Read the Paper, Write the Code: Agentic Reproduction of Social-Science Results
Can LLMs write code to replicate studies without seeing original code?
A team of researchers led by Benjamin Kohler has developed an agentic system that can reproduce empirical social science results by reading a paper's methods description and using only the original data—without access to the original code, results, or even the full paper. The system extracts structured methods descriptions, runs reimplementations under strict information isolation, and enables deterministic cell-level comparison of reproduced outputs to original results. An error attribution step traces discrepancies through the system chain to identify root causes.

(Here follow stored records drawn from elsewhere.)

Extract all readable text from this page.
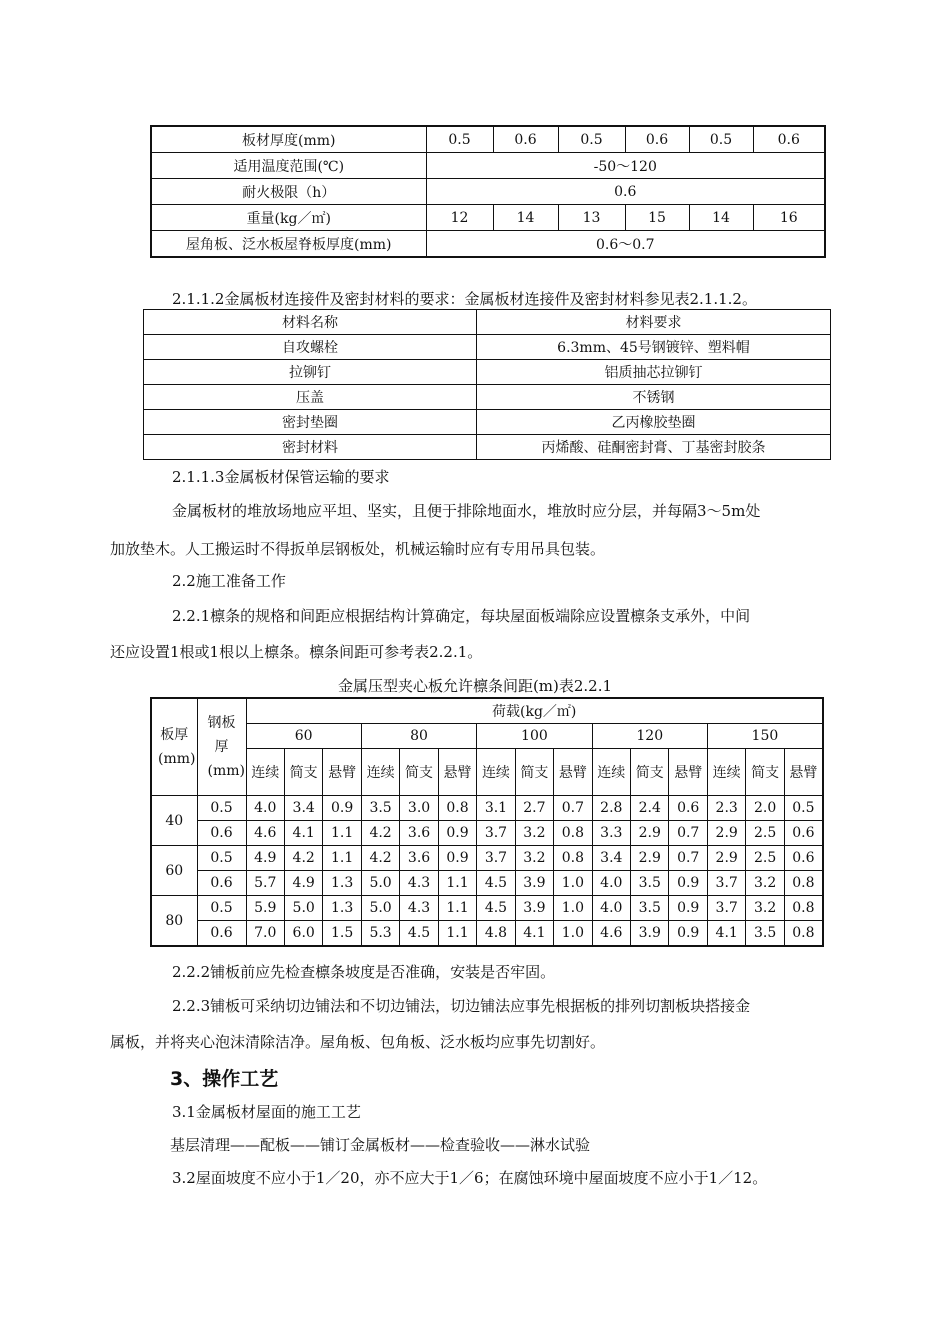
板材厚度(mm)	0.5	0.6	0.5	0.6	0.5	0.6
适用温度范围(℃)	-50～120					
耐火极限（h）	0.6					
重量(kg／㎡)	12	14	13	15	14	16
屋角板、泛水板屋脊板厚度(mm)	0.6～0.7					
2.1.1.2金属板材连接件及密封材料的要求：金属板材连接件及密封材料参见表2.1.1.2。
材料名称	材料要求
自攻螺栓	6.3mm、45号钢镀锌、塑料帽
拉铆钉	铝质抽芯拉铆钉
压盖	不锈钢
密封垫圈	乙丙橡胶垫圈
密封材料	丙烯酸、硅酮密封膏、丁基密封胶条
2.1.1.3金属板材保管运输的要求
金属板材的堆放场地应平坦、坚实，且便于排除地面水，堆放时应分层，并每隔3～5m处
加放垫木。人工搬运时不得扳单层钢板处，机械运输时应有专用吊具包装。
2.2施工准备工作
2.2.1檩条的规格和间距应根据结构计算确定，每块屋面板端除应设置檩条支承外，中间
还应设置1根或1根以上檩条。檩条间距可参考表2.2.1。
金属压型夹心板允许檩条间距(m)表2.2.1
板厚(mm)	钢板厚(mm)	荷载(kg／㎡)														
		60			80			100			120			150		
		连续	简支	悬臂	连续	简支	悬臂	连续	简支	悬臂	连续	简支	悬臂	连续	简支	悬臂
40	0.5	4.0	3.4	0.9	3.5	3.0	0.8	3.1	2.7	0.7	2.8	2.4	0.6	2.3	2.0	0.5
	0.6	4.6	4.1	1.1	4.2	3.6	0.9	3.7	3.2	0.8	3.3	2.9	0.7	2.9	2.5	0.6
60	0.5	4.9	4.2	1.1	4.2	3.6	0.9	3.7	3.2	0.8	3.4	2.9	0.7	2.9	2.5	0.6
	0.6	5.7	4.9	1.3	5.0	4.3	1.1	4.5	3.9	1.0	4.0	3.5	0.9	3.7	3.2	0.8
80	0.5	5.9	5.0	1.3	5.0	4.3	1.1	4.5	3.9	1.0	4.0	3.5	0.9	3.7	3.2	0.8
	0.6	7.0	6.0	1.5	5.3	4.5	1.1	4.8	4.1	1.0	4.6	3.9	0.9	4.1	3.5	0.8
2.2.2铺板前应先检查檩条坡度是否准确，安装是否牢固。
2.2.3铺板可采纳切边铺法和不切边铺法，切边铺法应事先根据板的排列切割板块搭接金
属板，并将夹心泡沫清除洁净。屋角板、包角板、泛水板均应事先切割好。
3、操作工艺
3.1金属板材屋面的施工工艺
基层清理——配板——铺订金属板材——检查验收——淋水试验
3.2屋面坡度不应小于1／20，亦不应大于1／6；在腐蚀环境中屋面坡度不应小于1／12。
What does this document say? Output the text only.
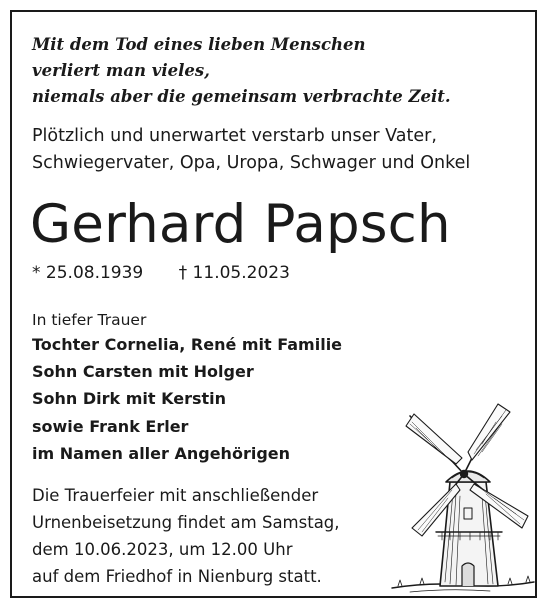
Mit dem Tod eines lieben Menschen
verliert man vieles,
niemals aber die gemeinsam verbrachte Zeit.
Plötzlich und unerwartet verstarb unser Vater,
Schwiegervater, Opa, Uropa, Schwager und Onkel
Gerhard Papsch
* 25.08.1939 † 11.05.2023
In tiefer Trauer
Tochter Cornelia, René mit Familie
Sohn Carsten mit Holger
Sohn Dirk mit Kerstin
sowie Frank Erler
im Namen aller Angehörigen
Die Trauerfeier mit anschließender
Urnenbeisetzung findet am Samstag,
dem 10.06.2023, um 12.00 Uhr
auf dem Friedhof in Nienburg statt.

Evaluating four agent scaffolds and four LLMs on 48 papers with human-verified reproducibility, the agents largely recovered published results, but performance varied substantially between models, scaffolds, and papers. Root cause analysis revealed that failures stem from both agent errors and underspecification in the papers themselves. This work opens new possibilities for automating reproducibility checks and improving scientific rigor.
- System extracts structured methods from papers and reimplements code without seeing original code or results
- Tested 4 agent scaffolds and 4 LLMs across 48 social science papers with human-verified reproducibility
- Failures caused by both agent errors and underspecified methods in papers
Why It Matters
Automating reproducibility checks could dramatically speed up validation of social science research.